If it doesn’t, you say,
“That was the turning point. That’s when I knew this team was garbage.”
Which will it be in 2023? I can tell you this much: I don’t know how great I feel about the Washington Commanders after last Thursday night’s performance against the Bears at home. This is what I imagine it was like rooting for Washington in The Before Times: Going up against a winless Chicago squad riding on the crest of Dick Butkus’ angel wings — who, by the way, died 2,000 miles from any place the Bears have considered forcing taxpayers to spend money on a new stadium to replace Soldier Field, which does not need replacing — you’d have thought the Commanders would come out looking for blood to set the record straight and get back on the right side of .500.
Instead, you got a more grotesque version of the Philly game, where they were basically invisible as a team in the first half while Justin Fields, DJ Moore and Khalil Herbert took turns lighting up the defense and looked like they were actually having fun out there. If you’d asked a Bears fan what fun was before Thursday, they’d probably have given you a wistful stare into the distance and some faint, half-recalled memory of Julius Peppers, Jim McMahon or Dick Butkus, age depending. They are a tired and resigned (but still polite in that Midwestern sort of way) people, far more tired and resigned even than Commanders fans, who in the grand scheme of things have only had something real to complain about since the Seattle WTO protests, give or take an RG III. Is it worse to reach one Super Bowl in the last 35 years and your only TD is on the first play of the game, or is it worse to have three Super Bowls to your credit but none in the last 30?

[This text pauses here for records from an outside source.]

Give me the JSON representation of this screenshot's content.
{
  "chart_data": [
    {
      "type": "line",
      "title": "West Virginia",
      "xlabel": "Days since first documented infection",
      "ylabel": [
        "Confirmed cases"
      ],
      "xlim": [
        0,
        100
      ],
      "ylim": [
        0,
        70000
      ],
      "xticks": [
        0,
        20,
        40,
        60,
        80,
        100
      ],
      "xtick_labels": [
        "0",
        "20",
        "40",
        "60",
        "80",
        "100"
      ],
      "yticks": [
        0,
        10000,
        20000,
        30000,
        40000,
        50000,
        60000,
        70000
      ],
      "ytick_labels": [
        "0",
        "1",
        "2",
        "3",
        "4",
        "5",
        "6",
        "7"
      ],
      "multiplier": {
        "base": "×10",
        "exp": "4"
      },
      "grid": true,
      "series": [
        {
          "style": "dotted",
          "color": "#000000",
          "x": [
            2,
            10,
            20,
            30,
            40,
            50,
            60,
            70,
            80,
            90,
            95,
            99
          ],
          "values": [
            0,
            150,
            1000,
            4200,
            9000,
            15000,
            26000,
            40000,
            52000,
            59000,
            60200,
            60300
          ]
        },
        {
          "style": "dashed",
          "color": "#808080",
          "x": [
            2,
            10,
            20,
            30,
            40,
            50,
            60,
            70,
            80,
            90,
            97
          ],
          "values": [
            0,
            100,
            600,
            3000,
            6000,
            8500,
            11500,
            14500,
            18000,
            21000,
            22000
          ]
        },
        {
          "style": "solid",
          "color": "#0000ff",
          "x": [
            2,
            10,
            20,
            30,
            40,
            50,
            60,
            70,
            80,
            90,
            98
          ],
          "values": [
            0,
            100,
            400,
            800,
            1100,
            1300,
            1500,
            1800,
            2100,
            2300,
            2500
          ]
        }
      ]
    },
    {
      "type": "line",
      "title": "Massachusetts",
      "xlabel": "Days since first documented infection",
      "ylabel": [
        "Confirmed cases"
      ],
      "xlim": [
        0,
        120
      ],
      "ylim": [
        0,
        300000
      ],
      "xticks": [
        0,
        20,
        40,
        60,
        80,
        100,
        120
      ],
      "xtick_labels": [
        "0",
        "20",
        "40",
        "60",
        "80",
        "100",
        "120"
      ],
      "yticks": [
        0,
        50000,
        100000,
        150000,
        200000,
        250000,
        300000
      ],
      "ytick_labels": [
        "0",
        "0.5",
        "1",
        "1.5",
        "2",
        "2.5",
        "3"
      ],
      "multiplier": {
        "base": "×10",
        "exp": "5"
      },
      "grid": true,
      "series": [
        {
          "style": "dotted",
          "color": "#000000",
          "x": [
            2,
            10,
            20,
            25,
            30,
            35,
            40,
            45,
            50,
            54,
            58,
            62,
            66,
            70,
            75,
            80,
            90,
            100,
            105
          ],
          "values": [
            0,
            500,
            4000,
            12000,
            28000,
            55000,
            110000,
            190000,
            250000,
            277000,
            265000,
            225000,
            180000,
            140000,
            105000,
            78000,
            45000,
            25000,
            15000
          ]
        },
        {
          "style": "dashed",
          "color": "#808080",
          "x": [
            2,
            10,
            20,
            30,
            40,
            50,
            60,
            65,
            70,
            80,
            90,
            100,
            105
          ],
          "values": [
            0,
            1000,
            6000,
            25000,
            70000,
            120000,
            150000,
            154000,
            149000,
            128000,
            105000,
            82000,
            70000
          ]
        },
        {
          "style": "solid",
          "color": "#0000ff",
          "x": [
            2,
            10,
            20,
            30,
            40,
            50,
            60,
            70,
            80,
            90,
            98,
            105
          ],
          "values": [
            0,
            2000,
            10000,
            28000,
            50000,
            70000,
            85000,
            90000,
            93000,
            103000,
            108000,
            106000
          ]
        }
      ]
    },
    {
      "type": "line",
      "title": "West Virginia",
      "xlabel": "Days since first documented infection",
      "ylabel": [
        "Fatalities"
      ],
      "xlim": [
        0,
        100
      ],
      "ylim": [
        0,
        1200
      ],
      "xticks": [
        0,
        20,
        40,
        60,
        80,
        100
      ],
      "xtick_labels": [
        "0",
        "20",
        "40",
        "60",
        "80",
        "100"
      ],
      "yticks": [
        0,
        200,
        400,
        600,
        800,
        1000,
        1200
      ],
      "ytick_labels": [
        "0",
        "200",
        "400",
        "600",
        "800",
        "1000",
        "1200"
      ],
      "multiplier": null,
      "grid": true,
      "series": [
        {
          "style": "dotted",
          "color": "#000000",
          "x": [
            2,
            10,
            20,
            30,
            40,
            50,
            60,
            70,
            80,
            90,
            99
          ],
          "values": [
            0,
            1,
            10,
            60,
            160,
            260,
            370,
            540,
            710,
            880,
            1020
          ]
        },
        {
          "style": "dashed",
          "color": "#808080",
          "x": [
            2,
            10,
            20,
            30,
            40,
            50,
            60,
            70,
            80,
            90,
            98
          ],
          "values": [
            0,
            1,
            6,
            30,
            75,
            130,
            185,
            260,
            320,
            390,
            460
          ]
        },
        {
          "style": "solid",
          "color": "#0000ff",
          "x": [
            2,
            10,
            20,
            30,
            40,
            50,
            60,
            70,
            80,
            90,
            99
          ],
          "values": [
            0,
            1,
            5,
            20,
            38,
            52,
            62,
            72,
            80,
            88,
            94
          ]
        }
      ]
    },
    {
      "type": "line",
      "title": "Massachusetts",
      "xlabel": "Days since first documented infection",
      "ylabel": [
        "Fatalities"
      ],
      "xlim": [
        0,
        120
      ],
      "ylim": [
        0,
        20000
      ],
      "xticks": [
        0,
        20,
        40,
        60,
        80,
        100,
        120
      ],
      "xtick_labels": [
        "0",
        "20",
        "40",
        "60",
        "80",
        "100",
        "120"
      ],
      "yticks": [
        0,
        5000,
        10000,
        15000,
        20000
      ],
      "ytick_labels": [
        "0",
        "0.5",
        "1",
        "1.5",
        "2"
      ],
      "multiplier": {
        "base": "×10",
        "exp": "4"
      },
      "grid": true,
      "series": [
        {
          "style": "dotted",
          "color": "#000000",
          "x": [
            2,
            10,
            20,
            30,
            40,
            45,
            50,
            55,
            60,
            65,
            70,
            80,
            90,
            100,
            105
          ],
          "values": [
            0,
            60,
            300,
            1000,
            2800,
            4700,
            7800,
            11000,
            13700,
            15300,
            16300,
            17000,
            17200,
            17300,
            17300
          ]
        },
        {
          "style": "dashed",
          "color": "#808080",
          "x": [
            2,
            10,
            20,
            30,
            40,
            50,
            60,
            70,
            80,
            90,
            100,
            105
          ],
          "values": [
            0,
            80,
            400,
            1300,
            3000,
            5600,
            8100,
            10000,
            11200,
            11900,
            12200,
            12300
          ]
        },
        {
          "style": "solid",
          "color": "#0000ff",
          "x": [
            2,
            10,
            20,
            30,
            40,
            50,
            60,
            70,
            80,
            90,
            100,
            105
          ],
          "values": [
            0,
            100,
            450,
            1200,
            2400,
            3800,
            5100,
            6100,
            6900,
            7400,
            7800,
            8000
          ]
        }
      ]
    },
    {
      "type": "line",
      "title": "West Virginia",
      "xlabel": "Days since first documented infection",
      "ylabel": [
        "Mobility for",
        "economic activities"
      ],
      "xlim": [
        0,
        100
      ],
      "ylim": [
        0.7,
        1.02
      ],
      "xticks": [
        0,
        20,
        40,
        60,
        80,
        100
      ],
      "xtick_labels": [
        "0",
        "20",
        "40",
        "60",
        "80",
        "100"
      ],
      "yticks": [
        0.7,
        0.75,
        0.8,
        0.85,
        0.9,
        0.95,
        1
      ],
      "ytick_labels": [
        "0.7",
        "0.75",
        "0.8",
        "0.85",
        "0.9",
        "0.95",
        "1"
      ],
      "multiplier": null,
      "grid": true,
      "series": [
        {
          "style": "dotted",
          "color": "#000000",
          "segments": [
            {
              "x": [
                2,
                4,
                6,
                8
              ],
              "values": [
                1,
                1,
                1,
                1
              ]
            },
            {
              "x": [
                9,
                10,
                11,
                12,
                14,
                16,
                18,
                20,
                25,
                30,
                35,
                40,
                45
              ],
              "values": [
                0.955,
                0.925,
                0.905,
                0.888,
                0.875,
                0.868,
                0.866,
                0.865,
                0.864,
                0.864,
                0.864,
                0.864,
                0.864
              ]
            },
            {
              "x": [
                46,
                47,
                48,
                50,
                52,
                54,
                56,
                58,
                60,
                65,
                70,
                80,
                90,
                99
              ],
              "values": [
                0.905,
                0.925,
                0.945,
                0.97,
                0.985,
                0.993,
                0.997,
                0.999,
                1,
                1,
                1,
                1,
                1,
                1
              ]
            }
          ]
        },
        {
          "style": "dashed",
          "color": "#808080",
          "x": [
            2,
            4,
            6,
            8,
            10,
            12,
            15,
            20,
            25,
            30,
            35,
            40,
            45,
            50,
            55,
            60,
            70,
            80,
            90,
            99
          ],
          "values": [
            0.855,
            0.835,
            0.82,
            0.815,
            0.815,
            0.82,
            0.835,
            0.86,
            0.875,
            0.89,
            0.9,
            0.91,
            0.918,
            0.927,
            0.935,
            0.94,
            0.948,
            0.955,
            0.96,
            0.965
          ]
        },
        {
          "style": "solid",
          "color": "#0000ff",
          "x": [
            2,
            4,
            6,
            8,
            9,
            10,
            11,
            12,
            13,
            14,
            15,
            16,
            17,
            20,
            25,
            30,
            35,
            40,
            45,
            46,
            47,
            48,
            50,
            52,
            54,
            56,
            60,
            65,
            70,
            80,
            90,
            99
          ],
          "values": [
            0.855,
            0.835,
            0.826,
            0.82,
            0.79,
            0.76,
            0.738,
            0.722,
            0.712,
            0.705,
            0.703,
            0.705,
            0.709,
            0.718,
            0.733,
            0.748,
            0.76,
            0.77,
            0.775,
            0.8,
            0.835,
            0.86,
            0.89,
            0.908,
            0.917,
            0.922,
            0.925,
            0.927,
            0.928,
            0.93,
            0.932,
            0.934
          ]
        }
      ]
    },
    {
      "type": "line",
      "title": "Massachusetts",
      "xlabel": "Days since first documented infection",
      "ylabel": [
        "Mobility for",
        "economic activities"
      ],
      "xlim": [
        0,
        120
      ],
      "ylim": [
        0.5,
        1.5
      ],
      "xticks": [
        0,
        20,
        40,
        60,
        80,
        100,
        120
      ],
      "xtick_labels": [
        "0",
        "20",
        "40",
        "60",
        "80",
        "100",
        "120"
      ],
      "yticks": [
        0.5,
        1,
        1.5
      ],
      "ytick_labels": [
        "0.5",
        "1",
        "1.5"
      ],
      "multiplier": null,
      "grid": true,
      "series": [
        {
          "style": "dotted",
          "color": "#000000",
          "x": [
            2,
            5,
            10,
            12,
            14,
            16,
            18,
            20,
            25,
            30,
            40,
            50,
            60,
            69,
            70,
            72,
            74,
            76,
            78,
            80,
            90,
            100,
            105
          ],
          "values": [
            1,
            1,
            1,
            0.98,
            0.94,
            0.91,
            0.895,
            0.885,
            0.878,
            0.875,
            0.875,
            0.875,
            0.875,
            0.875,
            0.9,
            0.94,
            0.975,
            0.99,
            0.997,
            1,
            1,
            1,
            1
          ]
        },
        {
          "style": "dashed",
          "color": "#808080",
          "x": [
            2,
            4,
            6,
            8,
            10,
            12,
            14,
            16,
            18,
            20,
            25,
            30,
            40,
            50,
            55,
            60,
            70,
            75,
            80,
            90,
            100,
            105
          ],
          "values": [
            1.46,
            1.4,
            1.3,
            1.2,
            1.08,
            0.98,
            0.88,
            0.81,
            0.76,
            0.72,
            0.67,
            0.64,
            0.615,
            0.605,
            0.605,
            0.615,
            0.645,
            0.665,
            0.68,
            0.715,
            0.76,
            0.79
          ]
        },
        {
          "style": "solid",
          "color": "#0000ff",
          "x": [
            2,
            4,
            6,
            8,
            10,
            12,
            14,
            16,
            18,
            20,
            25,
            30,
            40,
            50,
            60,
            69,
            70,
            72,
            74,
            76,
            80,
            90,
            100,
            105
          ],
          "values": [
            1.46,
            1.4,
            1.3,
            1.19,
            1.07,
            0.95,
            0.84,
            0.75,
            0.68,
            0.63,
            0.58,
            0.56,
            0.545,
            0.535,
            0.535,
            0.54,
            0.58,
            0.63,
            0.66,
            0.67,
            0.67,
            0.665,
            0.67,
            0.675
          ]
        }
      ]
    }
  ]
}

As Kevin Sheehan’s callers definitely weren’t saying Friday morning: It depends.
We’re five games in riding a three-game losing streak. Things could still turn around. There’s a lot of potential here that feels like it’s only being unlocked intermittently, the rhythms of the games varying too wildly to be confirmed by longtime observers. The wins have been similar, the defeats dissimilar. Up next is a Falcons team whose two losses have come against the formidable — and here we should all pause a second to absorb this — Detroit Lions and Jacksonville Jaguars, each division-leading teams. Atlanta’s only convincing win this year was the season opener against Carolina. They could easily be 1-4 instead of 3-2, just as Washington could be 0-5 or 3-2.
You can see the alternate histories taking shape, the boats starting to drift apart parallel to one another, the limbs starting to shear off from the power of the saw. The evolution of the burgundy and gold continues apace. Which way will it drift next? How many branches need be sheared? And what if it felt like we didn’t already know?